Al día siguiente, cuando acudí a la facultad, resultaba obvio que todos lo sabían: nada más entrar a bioquímica, para ocupar mi puesto en primera fila, me ví rodeada por un fuego cruzado de miradas indiscretas y maliciosos cuchicheos, a los que yo decidí ignorar. Me senté frente a mi profesor, junto antes de dar comienzo la clase. Tras una larga disertación, el señor Acosta comenzó a hablar de los altos niveles de glucosa hallados en el semen, y en un momento dado decidí alzar la mano para formular una pregunta:

-Si le he entendido bien, está usted diciendo que hay un montón de azúcar en el semen masculino –comenté.

-Si, así es –repuso él, con su habitual sonrisa. -Entonces, ¿por qué no sabe dulce? –Nada más decir aquello, descubrí a la clase al completo estallando en carcajadas; no obstante, el profesor Acosta respondió pacientemente a mi pregunta:

-No le sabe dulce porque las papilas gustativas para el dulzor están en la punta de la lengua y no al fondo de la garganta –su voz parecía educada, pero había un fuerte sarcasmo en ella. Mis compañeros de clase comenzaron a murmurar de nuevo, algo que sólo aumentaba mi turbación. Tratando de acallar los cuchicheos, el profesor alzó la voz una vez más:

-Por cierto, la señorita Alonso ha realizado un examen oral en mi despacho, tras el cual he decidido subirle la nota, a tenor de los buenos resultados –señaló cruelmente.

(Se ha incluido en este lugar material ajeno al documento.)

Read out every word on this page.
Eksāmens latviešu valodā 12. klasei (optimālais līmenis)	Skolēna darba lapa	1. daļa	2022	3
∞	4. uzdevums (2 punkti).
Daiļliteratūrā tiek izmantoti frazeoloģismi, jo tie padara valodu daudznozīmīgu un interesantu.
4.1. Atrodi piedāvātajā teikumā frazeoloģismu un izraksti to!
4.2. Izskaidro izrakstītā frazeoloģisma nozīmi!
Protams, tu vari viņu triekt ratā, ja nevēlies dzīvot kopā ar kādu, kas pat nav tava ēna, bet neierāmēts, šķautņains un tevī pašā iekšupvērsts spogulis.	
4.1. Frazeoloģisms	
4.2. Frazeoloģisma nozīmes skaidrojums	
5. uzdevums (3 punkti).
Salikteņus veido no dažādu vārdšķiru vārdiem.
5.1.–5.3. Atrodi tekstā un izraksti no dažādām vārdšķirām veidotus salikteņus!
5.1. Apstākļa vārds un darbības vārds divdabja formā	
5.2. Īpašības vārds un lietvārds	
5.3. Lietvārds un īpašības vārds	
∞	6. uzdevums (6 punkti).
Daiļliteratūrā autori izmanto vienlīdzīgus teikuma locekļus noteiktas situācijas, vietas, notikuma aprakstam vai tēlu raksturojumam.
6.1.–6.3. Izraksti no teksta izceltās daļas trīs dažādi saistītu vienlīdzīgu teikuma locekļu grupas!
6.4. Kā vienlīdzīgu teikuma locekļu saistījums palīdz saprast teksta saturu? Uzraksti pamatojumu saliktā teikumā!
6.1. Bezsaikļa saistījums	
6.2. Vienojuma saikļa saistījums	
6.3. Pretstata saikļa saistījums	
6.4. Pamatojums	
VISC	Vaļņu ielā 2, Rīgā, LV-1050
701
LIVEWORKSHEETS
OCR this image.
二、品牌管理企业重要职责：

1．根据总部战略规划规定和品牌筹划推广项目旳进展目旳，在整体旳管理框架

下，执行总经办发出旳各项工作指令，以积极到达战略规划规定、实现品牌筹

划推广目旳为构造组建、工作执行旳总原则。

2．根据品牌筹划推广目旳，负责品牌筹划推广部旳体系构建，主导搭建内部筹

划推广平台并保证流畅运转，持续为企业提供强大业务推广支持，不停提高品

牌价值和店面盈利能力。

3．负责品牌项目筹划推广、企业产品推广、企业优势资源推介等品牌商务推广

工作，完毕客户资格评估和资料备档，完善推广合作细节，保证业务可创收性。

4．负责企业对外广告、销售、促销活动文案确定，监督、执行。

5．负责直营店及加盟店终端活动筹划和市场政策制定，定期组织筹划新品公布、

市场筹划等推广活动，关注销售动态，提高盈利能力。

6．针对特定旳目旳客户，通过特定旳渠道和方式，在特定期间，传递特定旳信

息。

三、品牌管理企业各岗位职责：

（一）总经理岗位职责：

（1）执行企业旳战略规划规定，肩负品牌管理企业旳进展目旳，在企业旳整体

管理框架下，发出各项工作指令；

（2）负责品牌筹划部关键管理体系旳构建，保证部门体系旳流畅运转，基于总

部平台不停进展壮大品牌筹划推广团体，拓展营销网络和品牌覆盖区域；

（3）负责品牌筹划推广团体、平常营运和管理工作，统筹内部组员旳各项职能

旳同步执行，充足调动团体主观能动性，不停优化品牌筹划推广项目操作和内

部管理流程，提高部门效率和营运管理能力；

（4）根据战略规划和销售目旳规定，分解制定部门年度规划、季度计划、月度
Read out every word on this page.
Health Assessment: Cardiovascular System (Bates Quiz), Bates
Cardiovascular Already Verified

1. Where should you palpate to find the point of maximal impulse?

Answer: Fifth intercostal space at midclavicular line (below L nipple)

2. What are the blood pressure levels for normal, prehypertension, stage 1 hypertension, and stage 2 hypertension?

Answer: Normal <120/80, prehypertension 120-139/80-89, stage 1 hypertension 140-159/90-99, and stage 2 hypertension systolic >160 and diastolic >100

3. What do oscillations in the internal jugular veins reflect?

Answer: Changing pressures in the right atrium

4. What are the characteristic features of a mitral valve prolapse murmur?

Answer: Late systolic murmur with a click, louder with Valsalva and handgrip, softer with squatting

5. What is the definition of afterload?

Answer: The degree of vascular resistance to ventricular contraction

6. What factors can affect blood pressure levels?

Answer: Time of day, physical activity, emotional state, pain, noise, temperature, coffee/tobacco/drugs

Las risas masculinas dieron paso a gritos y jaleos, mientras que las chicas me dirigían furibundas miradas de odio.

-Beatriz es una alumna muy aplicada. Y cuanto más lo sea, mejores notas sacará –sentenció, a modo de conclusión.

Cuando Rubén vino a buscarme al salir de clase, todos los chicos nos saludaron con aparente cordialidad, dándole amistosas palmadas en la espalda acompañadas de maliciosos comentarios repletos de sarcasmo, que él no supo interpretar. Desde aquel día, decidí practicar con él el sexo oral en cualquier oportunidad que se nos presentara, atesorando una experiencia que luego ponía en práctica en el despacho de mi profesor. Al principio, mi novio se mostró extrañado ante aquella repentina fijación oral , pero más tarde, al enterarse de todo, aunque parecía celoso, finalmente no le dio mayor importancia. Cada vez que se publicaban las notas de bioquímica, mis compañeros podían hacerse una idea de cómo iban mejorando mis habilidades como mamadora. Para mí, al principio todo ello resultaba un tanto humillante, pero con el tiempo acabé aceptando con orgullo mi mote de "Beatriz la felatriz".